In our discussion, we formed a friendship those many years ago, we spoke, entirely transparent to doubts and hopes and dreams, and Charlie decided to give me a hand, gave instructions on what he’d learned about Virginia politics, said where he thought the votes were, and what issues concerned his constituents.

We took a drive one day and Charlie described how Loudoun was divided East and West by Routh 15, North and South and how public water favored development in the East but wells in the West did not, he added, but of course some day that will change, and development will explode. So it is written.

The Congressional District ran from Arlington County west to Loudoun County. We won the primary by a 10% margin. Charlie and many others made that possible.

Though we won 95,000 votes in the General Election, it wasn’t enough. The voters decided I should remain a trial lawyer instead.

When I was chair of the local Democratic Committee and there was one of those inevitable organizational dust ups, Charlie said, “I hope you understand if I don’t get involved in all that.” “Of course,” I said.

Charlie had served as the Chair of the Democratic Committee in 1967, so he knew of what he spoke.

To have any salutary effect in politics, the art of the possible it’s said, you have to play a long game, and politics is a contact sport, so you are always at risk to lose your franchise in whatever elective office you serve.

Because Charlie had vision and staying power, he managed to make a difference on transportation issues, became the Chair of the Senate Transportation Committee.

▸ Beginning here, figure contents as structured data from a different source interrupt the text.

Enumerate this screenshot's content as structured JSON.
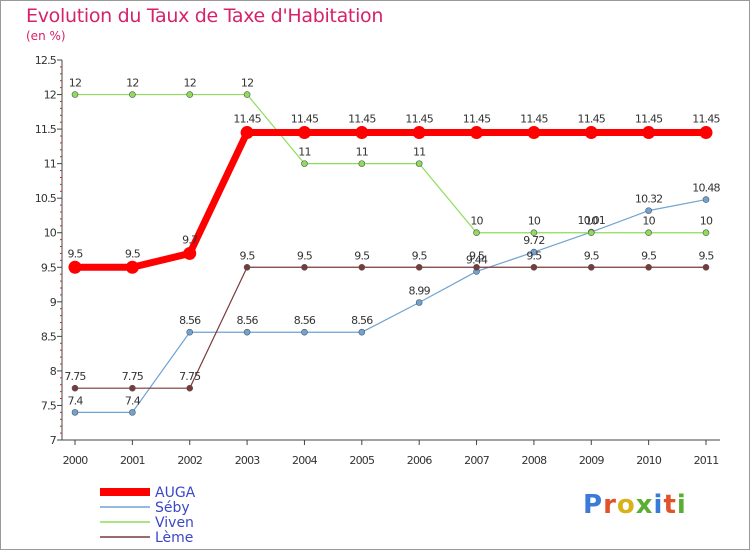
{
  "title": "Evolution du Taux de Taxe d'Habitation",
  "unit": "(en %)",
  "logo": {
    "text": "Proxiti",
    "colors": [
      "#3a7ad8",
      "#e0532d",
      "#d9b21a",
      "#5aae34",
      "#3a7ad8",
      "#e0532d",
      "#5aae34"
    ]
  },
  "chart_data": {
    "type": "line",
    "title": "Evolution du Taux de Taxe d'Habitation",
    "ylabel": "(en %)",
    "xlabel": "",
    "x": [
      "2000",
      "2001",
      "2002",
      "2003",
      "2004",
      "2005",
      "2006",
      "2007",
      "2008",
      "2009",
      "2010",
      "2011"
    ],
    "ylim": [
      7,
      12.5
    ],
    "yticks": [
      "7",
      "7.5",
      "8",
      "8.5",
      "9",
      "9.5",
      "10",
      "10.5",
      "11",
      "11.5",
      "12",
      "12.5"
    ],
    "grid": false,
    "legend": "bottom-left",
    "series": [
      {
        "name": "AUGA",
        "color": "#ff0000",
        "values": [
          9.5,
          9.5,
          9.7,
          11.45,
          11.45,
          11.45,
          11.45,
          11.45,
          11.45,
          11.45,
          11.45,
          11.45
        ],
        "labels": [
          "9.5",
          "9.5",
          "9.7",
          "11.45",
          "11.45",
          "11.45",
          "11.45",
          "11.45",
          "11.45",
          "11.45",
          "11.45",
          "11.45"
        ]
      },
      {
        "name": "Séby",
        "color": "#6fa3d3",
        "values": [
          7.4,
          7.4,
          8.56,
          8.56,
          8.56,
          8.56,
          8.99,
          9.44,
          9.72,
          10.01,
          10.32,
          10.48
        ],
        "labels": [
          "7.4",
          "7.4",
          "8.56",
          "8.56",
          "8.56",
          "8.56",
          "8.99",
          "9.44",
          "9.72",
          "10.01",
          "10.32",
          "10.48"
        ]
      },
      {
        "name": "Viven",
        "color": "#8fdc5a",
        "values": [
          12,
          12,
          12,
          12,
          11,
          11,
          11,
          10,
          10,
          10,
          10,
          10
        ],
        "labels": [
          "12",
          "12",
          "12",
          "12",
          "11",
          "11",
          "11",
          "10",
          "10",
          "10",
          "10",
          "10"
        ]
      },
      {
        "name": "Lème",
        "color": "#7a3a3a",
        "values": [
          7.75,
          7.75,
          7.75,
          9.5,
          9.5,
          9.5,
          9.5,
          9.5,
          9.5,
          9.5,
          9.5,
          9.5
        ],
        "labels": [
          "7.75",
          "7.75",
          "7.75",
          "9.5",
          "9.5",
          "9.5",
          "9.5",
          "9.5",
          "9.5",
          "9.5",
          "9.5",
          "9.5"
        ]
      }
    ]
  }
}
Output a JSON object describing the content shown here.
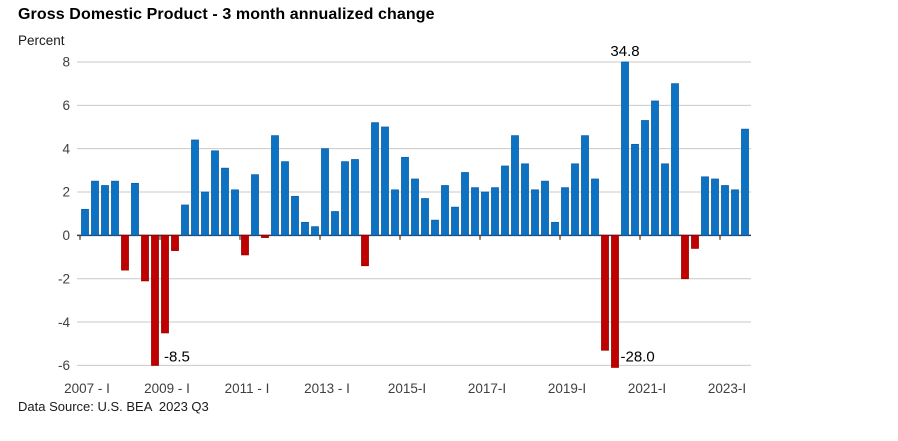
{
  "header": {
    "title": "Gross Domestic Product - 3 month annualized change",
    "unit": "Percent"
  },
  "footer": {
    "source": "Data Source: U.S. BEA  2023 Q3"
  },
  "chart_data": {
    "type": "bar",
    "title": "Gross Domestic Product - 3 month annualized change",
    "ylabel": "Percent",
    "xlabel": "",
    "ylim": [
      -6,
      8
    ],
    "yticks": [
      8,
      6,
      4,
      2,
      0,
      -2,
      -4,
      -6
    ],
    "grid": true,
    "legend": "none",
    "clip_to_ylim": true,
    "categories": [
      "2007 Q1",
      "2007 Q2",
      "2007 Q3",
      "2007 Q4",
      "2008 Q1",
      "2008 Q2",
      "2008 Q3",
      "2008 Q4",
      "2009 Q1",
      "2009 Q2",
      "2009 Q3",
      "2009 Q4",
      "2010 Q1",
      "2010 Q2",
      "2010 Q3",
      "2010 Q4",
      "2011 Q1",
      "2011 Q2",
      "2011 Q3",
      "2011 Q4",
      "2012 Q1",
      "2012 Q2",
      "2012 Q3",
      "2012 Q4",
      "2013 Q1",
      "2013 Q2",
      "2013 Q3",
      "2013 Q4",
      "2014 Q1",
      "2014 Q2",
      "2014 Q3",
      "2014 Q4",
      "2015 Q1",
      "2015 Q2",
      "2015 Q3",
      "2015 Q4",
      "2016 Q1",
      "2016 Q2",
      "2016 Q3",
      "2016 Q4",
      "2017 Q1",
      "2017 Q2",
      "2017 Q3",
      "2017 Q4",
      "2018 Q1",
      "2018 Q2",
      "2018 Q3",
      "2018 Q4",
      "2019 Q1",
      "2019 Q2",
      "2019 Q3",
      "2019 Q4",
      "2020 Q1",
      "2020 Q2",
      "2020 Q3",
      "2020 Q4",
      "2021 Q1",
      "2021 Q2",
      "2021 Q3",
      "2021 Q4",
      "2022 Q1",
      "2022 Q2",
      "2022 Q3",
      "2022 Q4",
      "2023 Q1",
      "2023 Q2",
      "2023 Q3"
    ],
    "values": [
      1.2,
      2.5,
      2.3,
      2.5,
      -1.6,
      2.4,
      -2.1,
      -8.5,
      -4.5,
      -0.7,
      1.4,
      4.4,
      2.0,
      3.9,
      3.1,
      2.1,
      -0.9,
      2.8,
      -0.1,
      4.6,
      3.4,
      1.8,
      0.6,
      0.4,
      4.0,
      1.1,
      3.4,
      3.5,
      -1.4,
      5.2,
      5.0,
      2.1,
      3.6,
      2.6,
      1.7,
      0.7,
      2.3,
      1.3,
      2.9,
      2.2,
      2.0,
      2.2,
      3.2,
      4.6,
      3.3,
      2.1,
      2.5,
      0.6,
      2.2,
      3.3,
      4.6,
      2.6,
      -5.3,
      -28.0,
      34.8,
      4.2,
      5.3,
      6.2,
      3.3,
      7.0,
      -2.0,
      -0.6,
      2.7,
      2.6,
      2.3,
      2.1,
      4.9
    ],
    "xticks": [
      {
        "index": 0,
        "label": "2007 - I"
      },
      {
        "index": 8,
        "label": "2009 - I"
      },
      {
        "index": 16,
        "label": "2011 - I"
      },
      {
        "index": 24,
        "label": "2013 - I"
      },
      {
        "index": 32,
        "label": "2015-I"
      },
      {
        "index": 40,
        "label": "2017-I"
      },
      {
        "index": 48,
        "label": "2019-I"
      },
      {
        "index": 56,
        "label": "2021-I"
      },
      {
        "index": 64,
        "label": "2023-I"
      }
    ],
    "annotations": [
      {
        "index": 7,
        "text": "-8.5",
        "placement": "bottom-right"
      },
      {
        "index": 53,
        "text": "-28.0",
        "placement": "bottom-right"
      },
      {
        "index": 54,
        "text": "34.8",
        "placement": "top"
      }
    ],
    "colors": {
      "positive": "#0E72C3",
      "positive_border": "#0A5FA8",
      "negative": "#C00000",
      "negative_border": "#9A0000",
      "grid": "#C9C9C9",
      "axis": "#3B3B3B",
      "tick_label": "#404040",
      "annotation": "#000000"
    }
  }
}
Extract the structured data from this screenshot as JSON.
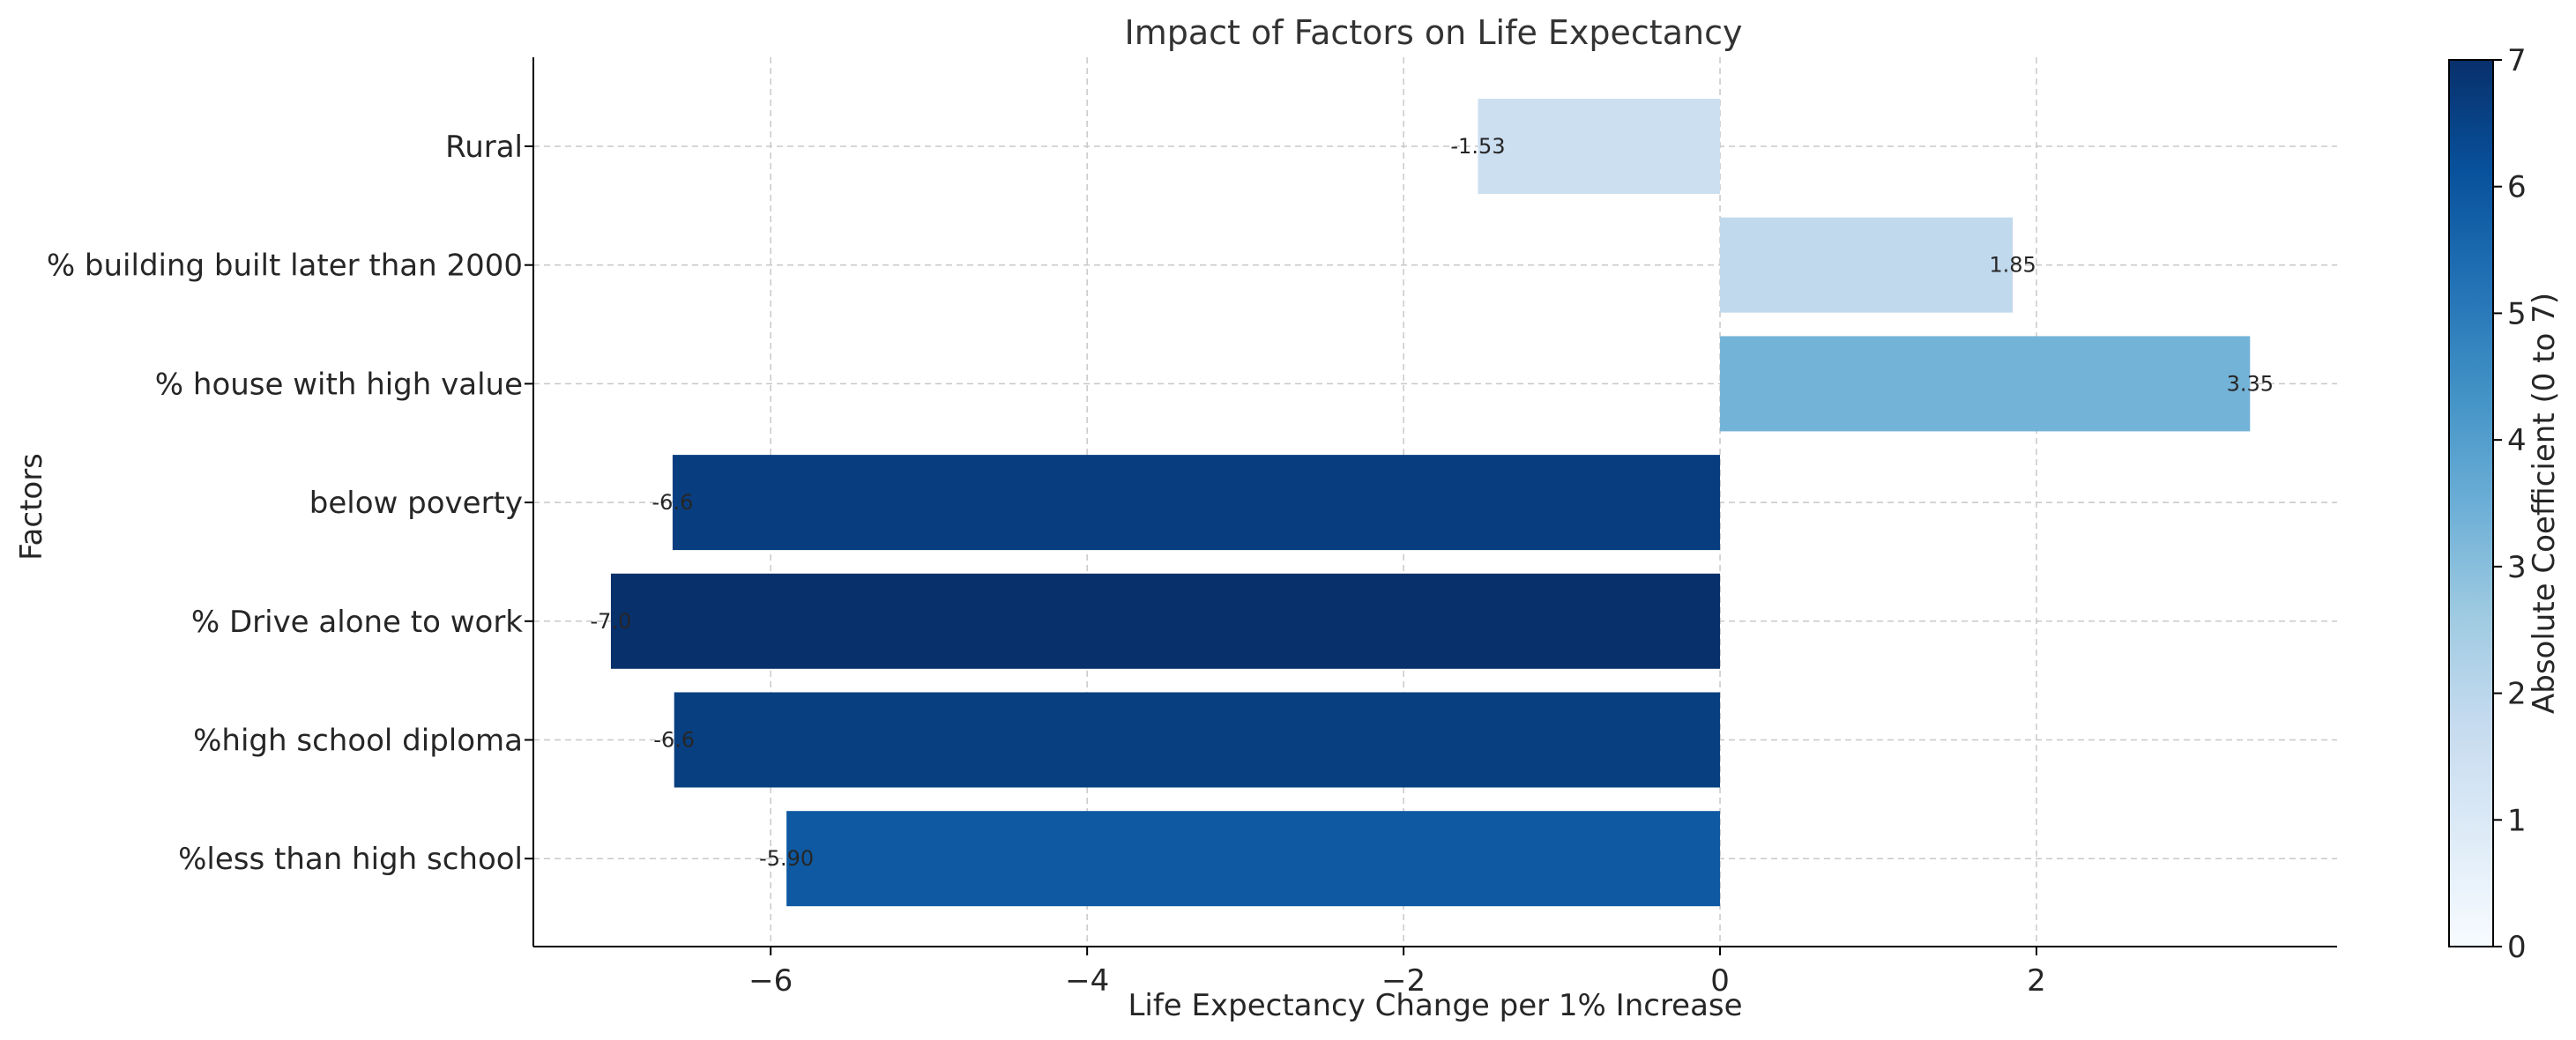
{
  "chart_data": {
    "type": "bar",
    "orientation": "horizontal",
    "title": "Impact of Factors on Life Expectancy",
    "xlabel": "Life Expectancy Change per 1% Increase",
    "ylabel": "Factors",
    "xlim": [
      -7.5,
      3.9
    ],
    "x_ticks": [
      -6,
      -4,
      -2,
      0,
      2
    ],
    "x_tick_labels": [
      "−6",
      "−4",
      "−2",
      "0",
      "2"
    ],
    "grid": true,
    "categories": [
      "Rural",
      "% building built later than 2000",
      "% house with high value",
      "below poverty",
      "% Drive alone to work",
      "%high school diploma",
      "%less than high school"
    ],
    "values": [
      -1.53,
      1.85,
      3.35,
      -6.62,
      -7.01,
      -6.61,
      -5.9
    ],
    "value_labels": [
      "-1.53",
      "1.85",
      "3.35",
      "-6.6",
      "-7.0",
      "-6.6",
      "-5.90"
    ],
    "colorbar": {
      "label": "Absolute Coefficient (0 to 7)",
      "range": [
        0,
        7
      ],
      "ticks": [
        "0",
        "1",
        "2",
        "3",
        "4",
        "5",
        "6",
        "7"
      ],
      "colormap": "Blues"
    },
    "colors": {
      "cmap_stops": [
        "#f7fbff",
        "#deebf7",
        "#c6dbef",
        "#9ecae1",
        "#6baed6",
        "#4292c6",
        "#2171b5",
        "#08519c",
        "#08306b"
      ]
    }
  }
}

When he left the Senate, he was appointed Deputy Transportation Secretary.

Charlie worked hard on legislation but he was also there for many other candidates over the years.

When Charlie gave you a hand, it also meant a public serenade at campaign events, winning for Charlie, the sobriquet, “Viginia’s Singing Senator.”

Charlie recast the words of the Wabash Cannon Ball for whatever candidate at hand he was supporting.

You can find examples of this going back to the candidacy of Lt. Gov. Henry Howell. (This is a recording of that rendition — .)

I’ve had political receptions when Charlie spoke in depth about the politics of the day, but what he really liked was singing for the honored candidate of the hour.

If I took a hand at remembering Charlie that way, as the Waddell Cannon Ball, it might go like this:

From the great Atlantic Ocean to the Loudoun County line,
The fields and green blue mountains lead you to this warm welcoming sign,

Charlie Waddell, mighty tall and handsome, known quite well by all,
A rolling powerhouse of action known as the Waddell Cannonball

Many have heard Charlie, the jingles, his populist sentiment, and his roar
He glided one place to another along our woodlands and lake shore,

To change things for the better, his words, a resounding summoning call
So remember now and forever he was the one the only Waddell Cannonball

Here’s to Charlie Waddell may his name and work forever stand
In the hills of Virginia, our public halls and throughout the land

His earthly race is over, his work all done, the curtains round him fall
But we shall never forget — Charlie — the Waddell Cannonball.